In many areas in the United States, these frequencies are used for land mobile (two-way) radio communications services in addition to paging. The VHF (152/157-158 MHz) and UHF (454/459 MHz) frequencies are often used for a mixture of paging and land mobile communications.
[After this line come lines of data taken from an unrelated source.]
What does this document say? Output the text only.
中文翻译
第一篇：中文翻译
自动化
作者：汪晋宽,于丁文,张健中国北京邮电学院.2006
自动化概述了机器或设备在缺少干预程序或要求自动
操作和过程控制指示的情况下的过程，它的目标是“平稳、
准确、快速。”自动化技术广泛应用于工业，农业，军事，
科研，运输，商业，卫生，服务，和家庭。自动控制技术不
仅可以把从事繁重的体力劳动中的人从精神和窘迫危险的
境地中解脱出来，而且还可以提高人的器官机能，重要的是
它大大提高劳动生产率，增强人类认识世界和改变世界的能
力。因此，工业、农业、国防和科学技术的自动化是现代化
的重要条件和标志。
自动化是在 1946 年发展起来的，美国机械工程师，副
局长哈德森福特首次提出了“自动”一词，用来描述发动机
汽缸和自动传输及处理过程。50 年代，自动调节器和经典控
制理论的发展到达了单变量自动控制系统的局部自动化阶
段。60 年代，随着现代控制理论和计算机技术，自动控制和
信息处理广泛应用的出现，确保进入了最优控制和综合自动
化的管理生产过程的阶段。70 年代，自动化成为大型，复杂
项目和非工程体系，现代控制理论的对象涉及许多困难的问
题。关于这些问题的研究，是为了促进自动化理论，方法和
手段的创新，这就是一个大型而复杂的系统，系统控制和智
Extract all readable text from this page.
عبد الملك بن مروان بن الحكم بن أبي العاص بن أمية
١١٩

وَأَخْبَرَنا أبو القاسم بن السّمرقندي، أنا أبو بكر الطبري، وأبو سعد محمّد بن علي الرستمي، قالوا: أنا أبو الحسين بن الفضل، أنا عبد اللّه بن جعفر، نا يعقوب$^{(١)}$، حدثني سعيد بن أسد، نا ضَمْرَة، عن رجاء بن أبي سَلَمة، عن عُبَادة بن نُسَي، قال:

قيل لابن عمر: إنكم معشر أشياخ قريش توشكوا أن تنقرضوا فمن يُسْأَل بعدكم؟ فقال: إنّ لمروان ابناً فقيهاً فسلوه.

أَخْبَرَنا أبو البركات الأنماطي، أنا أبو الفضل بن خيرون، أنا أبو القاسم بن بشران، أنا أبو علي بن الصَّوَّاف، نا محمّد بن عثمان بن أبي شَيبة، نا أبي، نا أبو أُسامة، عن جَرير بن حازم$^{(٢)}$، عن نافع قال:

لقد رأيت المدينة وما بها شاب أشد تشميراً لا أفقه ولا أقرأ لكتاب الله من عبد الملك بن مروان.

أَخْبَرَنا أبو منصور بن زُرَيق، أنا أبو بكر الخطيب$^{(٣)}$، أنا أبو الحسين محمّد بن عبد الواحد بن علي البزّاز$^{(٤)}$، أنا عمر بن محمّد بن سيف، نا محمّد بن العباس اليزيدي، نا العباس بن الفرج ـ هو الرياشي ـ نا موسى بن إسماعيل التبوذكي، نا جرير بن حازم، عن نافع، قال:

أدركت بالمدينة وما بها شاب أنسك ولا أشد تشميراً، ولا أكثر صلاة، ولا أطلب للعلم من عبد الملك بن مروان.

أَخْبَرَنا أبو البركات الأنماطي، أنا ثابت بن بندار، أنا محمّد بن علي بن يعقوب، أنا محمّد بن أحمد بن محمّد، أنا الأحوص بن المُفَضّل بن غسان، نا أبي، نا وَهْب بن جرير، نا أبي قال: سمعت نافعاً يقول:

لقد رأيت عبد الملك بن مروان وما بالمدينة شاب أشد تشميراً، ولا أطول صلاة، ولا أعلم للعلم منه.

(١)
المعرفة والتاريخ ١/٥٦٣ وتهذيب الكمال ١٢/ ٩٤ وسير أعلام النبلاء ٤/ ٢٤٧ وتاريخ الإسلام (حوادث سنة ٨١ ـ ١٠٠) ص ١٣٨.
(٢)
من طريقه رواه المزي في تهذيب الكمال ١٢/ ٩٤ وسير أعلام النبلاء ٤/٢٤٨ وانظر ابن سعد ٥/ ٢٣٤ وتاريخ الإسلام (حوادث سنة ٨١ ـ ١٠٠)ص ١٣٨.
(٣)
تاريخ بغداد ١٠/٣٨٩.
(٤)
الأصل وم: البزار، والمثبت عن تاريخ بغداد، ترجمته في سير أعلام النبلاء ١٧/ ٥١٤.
The VHF low band (35/43 MHz) frequencies are mainly used for local hospital paging and in many areas are completely unused.

==== Mexico ====
- 931.4375 MHz; (UHF) (Skytel)
- 931.9375 MHz; (UHF) (Skytel)

=== Colombia ===
- 929.9375 MHz
- 138 to 174 MHz
- 406 to 512 MHz
- 929 to 932 MHz

=== Asia-Pacific ===
Australia uses the following frequencies for localised paging, such as in hospitals, hotels and other facilities, and also as an Emergency communication system for fire services (such as the Victorian Country Fire Authority) and for ambulances.
- 148.3375 MHz (VHF)
- 450.375 MHz (UHF)
- 450.325 MHz (UHF)
- 148.6625 MHz (VHF) Hospital paging network in South Australia

Other paging systems for wide-area paging, such as commercial networks are licensed and operate anywhere in the VHF/UHF bands.